I'm also encouraged at the fact that A LOT of black kids coming up soon will have been homeschooled and if they get into politics, it would be of the non-conservative sway. And Finally, no matter where you live Black history will be continue to be twisted. The article just puts a light on it now. Cause they bold. 

The narrative around the civil war here in the south twisted it into some heroic mistake. It indoctrinated pretty much everyone born in the 20th century because they literally took the time to change school books. By the 50's school book writing became more of a business thing and you could make money on it. That's why many of the statues being pulled down now ain't more than 50-60 years old. There WAS a silent pushback to the Civil Rights era you know. That pushback came in the form of indoctrination via school books, some renewed obsession with the Civil War and a bunch of statues of Klan Wizard, Slave holding, Treasonous Civil War heroes that went up as late as 1978 (that one came down on Friday in Tennessee). Most of them became tea-partiers in the Obama years. They were just waiting. And that's why they hold on to the Confederacy as some heroic thing instead of straight treason. Truth be told now Texas parents can be more aware and teach the truth thanks to news about the article.



MizAvalon said:


> That was my first thought when I heard about all of the Californians that have moved and are still moving to Texas. It’s going to get more and more blue.
> 
> Texans like to hold hard and fast to their traditions and way of life so there is going to be a ton of pushback. They are already complaining that the California people are bringing “their politics” with them.


A LOT of Floridians moved to TX and they are extremely happy there. 

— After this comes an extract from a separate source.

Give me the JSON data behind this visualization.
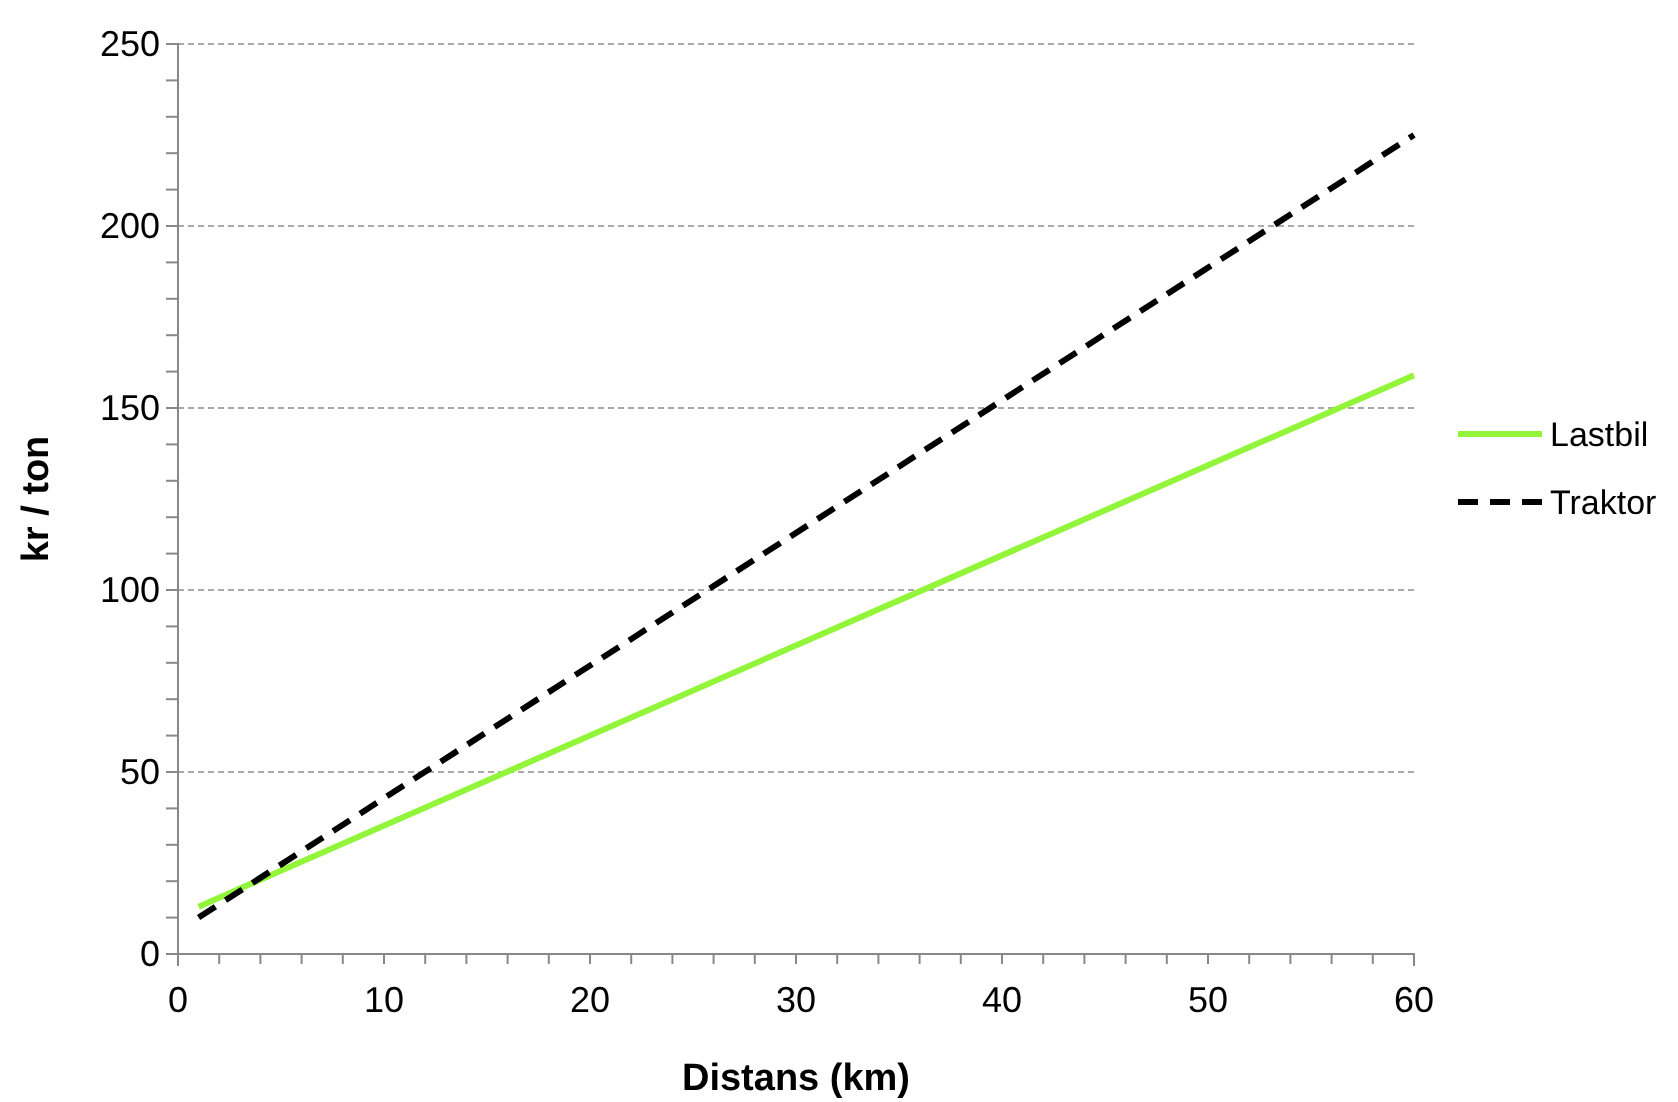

I guess it just depends where you go bc many are moving there SPECIFICALLY because in certain fields the pay is better. Mine included. A lot of black folk are in education and they make way more money there to start vs. Florida. They like Texas bc its still very southern, very traditional and there are many black enclaves there. Financially it just makes sense. Florida USED to make sense in that aspect but its getting wild here. I had to explain that in Miami-Dade county..it remained blue but BARELY. If Miami gets any worse then it will be a red county in short order because of all the anti-Castro so-called conservative Cubans. They believed all of DRUMPS lies. Black Folk in Florida were headed in a direction of doing better but other non-white folk are doing even better now and have surpassed them. Now black folk are up and leaving. If my husband was serious about leaving, I'd be making plans. Seriously. And I actually love it here.


----------



## nysister (Jul 26, 2021)

It's Texas. It's like Florida with a twang.


----------